Blood culture plays a crucial role in identifying the causative microorganisms in patients with bacteremia, aiding in the selection of appropriate antibiotics and treatment strategies. Bacteremia can easily progress to severe conditions, and Staphylococcus aureus bacteremia particularly has a high mortality rate, ranging from 15 % to 40 % [1,2].
Another factor contributing to mortality in Staphylococcus aureus bacteremia is methicillin-resistant Staphylococcus aureus (MRSA), which has a higher mortality rate than methicillin-susceptible Staphylococcus aureus (MSSA) bacteremia [3].
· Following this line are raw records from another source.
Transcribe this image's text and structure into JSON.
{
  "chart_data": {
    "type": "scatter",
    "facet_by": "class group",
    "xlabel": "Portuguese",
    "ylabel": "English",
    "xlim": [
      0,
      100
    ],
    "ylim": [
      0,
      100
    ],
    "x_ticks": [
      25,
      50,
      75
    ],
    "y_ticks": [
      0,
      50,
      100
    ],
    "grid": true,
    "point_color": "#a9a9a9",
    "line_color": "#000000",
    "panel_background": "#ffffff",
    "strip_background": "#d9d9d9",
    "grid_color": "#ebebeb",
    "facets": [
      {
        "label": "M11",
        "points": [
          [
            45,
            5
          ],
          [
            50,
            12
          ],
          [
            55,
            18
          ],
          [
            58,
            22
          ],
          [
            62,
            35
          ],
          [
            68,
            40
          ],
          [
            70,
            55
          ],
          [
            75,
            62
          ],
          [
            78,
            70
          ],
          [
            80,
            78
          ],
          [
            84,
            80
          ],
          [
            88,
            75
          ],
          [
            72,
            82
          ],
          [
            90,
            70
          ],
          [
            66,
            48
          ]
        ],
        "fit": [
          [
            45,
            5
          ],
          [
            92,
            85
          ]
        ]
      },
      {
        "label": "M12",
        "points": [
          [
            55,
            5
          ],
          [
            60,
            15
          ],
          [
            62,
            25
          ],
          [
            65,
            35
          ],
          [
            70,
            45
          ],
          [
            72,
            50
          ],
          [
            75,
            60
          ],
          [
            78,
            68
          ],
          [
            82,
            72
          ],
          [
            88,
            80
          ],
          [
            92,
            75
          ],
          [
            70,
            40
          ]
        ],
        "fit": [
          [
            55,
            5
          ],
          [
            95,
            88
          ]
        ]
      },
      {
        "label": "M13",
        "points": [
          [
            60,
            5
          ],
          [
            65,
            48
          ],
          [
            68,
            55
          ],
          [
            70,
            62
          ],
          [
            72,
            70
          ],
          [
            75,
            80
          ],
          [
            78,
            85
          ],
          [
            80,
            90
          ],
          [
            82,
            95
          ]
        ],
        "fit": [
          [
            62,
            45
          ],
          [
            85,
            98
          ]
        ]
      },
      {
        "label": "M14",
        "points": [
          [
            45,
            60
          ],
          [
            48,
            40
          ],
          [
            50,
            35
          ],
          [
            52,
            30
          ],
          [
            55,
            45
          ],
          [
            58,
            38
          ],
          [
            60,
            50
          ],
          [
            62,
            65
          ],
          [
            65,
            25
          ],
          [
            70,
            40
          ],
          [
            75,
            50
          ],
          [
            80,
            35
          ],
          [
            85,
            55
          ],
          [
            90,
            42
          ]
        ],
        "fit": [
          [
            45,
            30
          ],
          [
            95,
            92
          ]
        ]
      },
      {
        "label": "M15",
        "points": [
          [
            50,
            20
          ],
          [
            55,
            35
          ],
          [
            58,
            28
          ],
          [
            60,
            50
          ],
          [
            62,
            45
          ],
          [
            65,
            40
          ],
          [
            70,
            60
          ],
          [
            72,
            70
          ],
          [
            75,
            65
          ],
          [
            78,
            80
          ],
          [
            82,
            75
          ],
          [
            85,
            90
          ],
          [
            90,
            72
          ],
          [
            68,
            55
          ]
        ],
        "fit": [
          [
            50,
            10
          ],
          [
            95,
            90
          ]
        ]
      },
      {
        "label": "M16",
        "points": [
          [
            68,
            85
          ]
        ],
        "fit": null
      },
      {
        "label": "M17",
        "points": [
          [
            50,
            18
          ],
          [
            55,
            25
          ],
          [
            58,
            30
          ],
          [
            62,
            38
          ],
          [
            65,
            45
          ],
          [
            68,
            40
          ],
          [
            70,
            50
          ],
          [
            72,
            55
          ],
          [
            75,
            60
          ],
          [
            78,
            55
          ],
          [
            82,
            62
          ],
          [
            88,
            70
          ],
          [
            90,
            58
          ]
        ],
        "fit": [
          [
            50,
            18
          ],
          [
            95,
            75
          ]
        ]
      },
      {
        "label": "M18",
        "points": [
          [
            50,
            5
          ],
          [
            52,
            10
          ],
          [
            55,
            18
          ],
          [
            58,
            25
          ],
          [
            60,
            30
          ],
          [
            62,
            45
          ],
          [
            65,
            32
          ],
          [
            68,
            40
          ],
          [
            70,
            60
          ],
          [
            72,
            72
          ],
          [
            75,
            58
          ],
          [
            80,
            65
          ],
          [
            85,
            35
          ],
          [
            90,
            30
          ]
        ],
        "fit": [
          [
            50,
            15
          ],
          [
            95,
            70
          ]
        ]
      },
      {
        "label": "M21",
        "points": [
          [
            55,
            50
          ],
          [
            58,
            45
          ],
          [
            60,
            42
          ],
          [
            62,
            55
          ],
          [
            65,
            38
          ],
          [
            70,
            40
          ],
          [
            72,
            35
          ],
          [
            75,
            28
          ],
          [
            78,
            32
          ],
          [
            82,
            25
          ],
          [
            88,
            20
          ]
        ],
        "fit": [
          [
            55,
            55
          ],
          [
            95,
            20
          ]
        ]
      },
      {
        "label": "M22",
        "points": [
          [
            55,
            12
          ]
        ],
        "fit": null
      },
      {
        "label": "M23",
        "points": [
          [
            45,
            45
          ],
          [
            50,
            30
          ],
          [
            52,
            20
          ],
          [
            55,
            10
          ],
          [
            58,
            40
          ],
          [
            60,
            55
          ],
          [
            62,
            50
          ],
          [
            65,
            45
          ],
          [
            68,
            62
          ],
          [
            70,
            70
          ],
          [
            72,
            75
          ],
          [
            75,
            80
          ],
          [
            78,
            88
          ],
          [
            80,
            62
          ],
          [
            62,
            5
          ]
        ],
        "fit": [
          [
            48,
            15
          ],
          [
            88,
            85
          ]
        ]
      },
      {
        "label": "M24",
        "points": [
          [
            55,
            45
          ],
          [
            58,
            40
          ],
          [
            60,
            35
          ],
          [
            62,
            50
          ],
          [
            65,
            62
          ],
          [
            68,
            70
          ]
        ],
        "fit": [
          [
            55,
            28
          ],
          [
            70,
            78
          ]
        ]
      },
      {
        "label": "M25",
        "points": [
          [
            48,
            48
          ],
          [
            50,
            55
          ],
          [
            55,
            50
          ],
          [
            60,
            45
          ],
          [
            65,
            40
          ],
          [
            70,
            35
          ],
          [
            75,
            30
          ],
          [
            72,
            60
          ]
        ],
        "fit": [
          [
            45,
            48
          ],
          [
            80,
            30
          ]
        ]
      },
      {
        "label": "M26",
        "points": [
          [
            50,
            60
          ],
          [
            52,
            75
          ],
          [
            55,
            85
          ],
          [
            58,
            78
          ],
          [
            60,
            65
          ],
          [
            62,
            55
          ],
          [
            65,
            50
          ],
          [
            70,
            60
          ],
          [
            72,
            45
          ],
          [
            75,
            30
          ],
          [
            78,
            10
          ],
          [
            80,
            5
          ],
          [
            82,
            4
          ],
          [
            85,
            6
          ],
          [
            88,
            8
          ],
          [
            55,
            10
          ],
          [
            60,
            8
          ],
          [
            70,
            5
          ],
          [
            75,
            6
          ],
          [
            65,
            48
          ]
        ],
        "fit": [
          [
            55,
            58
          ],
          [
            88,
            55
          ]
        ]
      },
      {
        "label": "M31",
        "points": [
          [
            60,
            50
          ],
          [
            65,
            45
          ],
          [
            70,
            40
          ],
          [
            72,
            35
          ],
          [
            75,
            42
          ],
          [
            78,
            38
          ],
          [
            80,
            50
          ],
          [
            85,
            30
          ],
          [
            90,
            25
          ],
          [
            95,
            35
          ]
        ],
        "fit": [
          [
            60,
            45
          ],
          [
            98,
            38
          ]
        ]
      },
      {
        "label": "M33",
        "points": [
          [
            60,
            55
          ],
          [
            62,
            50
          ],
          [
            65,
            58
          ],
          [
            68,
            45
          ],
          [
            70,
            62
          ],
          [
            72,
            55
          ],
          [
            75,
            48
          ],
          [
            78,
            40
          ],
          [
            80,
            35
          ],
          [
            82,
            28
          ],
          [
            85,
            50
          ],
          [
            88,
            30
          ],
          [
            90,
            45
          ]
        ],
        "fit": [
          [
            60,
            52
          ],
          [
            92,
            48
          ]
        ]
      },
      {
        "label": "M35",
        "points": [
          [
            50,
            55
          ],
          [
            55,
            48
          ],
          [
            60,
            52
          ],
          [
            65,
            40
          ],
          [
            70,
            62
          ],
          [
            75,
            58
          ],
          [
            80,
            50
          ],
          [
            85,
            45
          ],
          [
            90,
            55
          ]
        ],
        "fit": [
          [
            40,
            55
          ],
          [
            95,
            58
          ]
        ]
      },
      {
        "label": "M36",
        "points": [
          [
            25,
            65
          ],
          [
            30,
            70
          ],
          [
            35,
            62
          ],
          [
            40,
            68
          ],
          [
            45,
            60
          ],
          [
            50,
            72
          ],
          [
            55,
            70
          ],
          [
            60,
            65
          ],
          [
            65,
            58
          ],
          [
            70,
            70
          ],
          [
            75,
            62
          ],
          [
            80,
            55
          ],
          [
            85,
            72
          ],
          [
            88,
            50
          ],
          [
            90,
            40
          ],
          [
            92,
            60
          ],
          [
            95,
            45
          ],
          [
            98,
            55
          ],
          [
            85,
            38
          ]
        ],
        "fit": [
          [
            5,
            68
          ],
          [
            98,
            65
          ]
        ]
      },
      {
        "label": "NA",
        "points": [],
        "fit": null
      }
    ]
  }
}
Several studies have compared the time to blood culture positivity and mortality risk; however, the results have been inconsistent. Some studies have shown that a time to positivity (TTP) within 24 h is associated with higher mortality [4], while others have reported that a TTP exceeding 24 h is associated with higher mortality [5,6]. In contrast, another study reported that a higher proportion of patients with a TTP within 24 h had central venous catheter-related bloodstream infections or infective endocarditis, suggesting that bacterial load may contribute to mortality risk and TTP [7,8]. A previous study analyzed the mortality rates using the number of positive blood culture sets, which may correlate with the bacterial load [9]. The results showed that the mortality rate was higher in patients with only one positive set than in those with two or more positive sets. When blood cultures become positive after more than 24 h, this suggests a lower bacterial load at the start of treatment.
Based on these studies, a longer TTP and fewer positive sets were associated with higher mortality, suggesting delayed administration of antibiotics or a lower bacterial load. However, these studies lacked sufficient information regarding the timing of effective antibiotic administration after the initiation of treatment and should be included in future analyses. Furthermore, there has been no direct comparison between TTP and the number of positive bottles; therefore, these associations remain speculative. This study aimed to investigate the correlation between TTP and the number of positive sets. Additionally, we aimed to examine whether an association exists between TTP, the number of positive bottles, and mortality or the presence of disseminated lesions.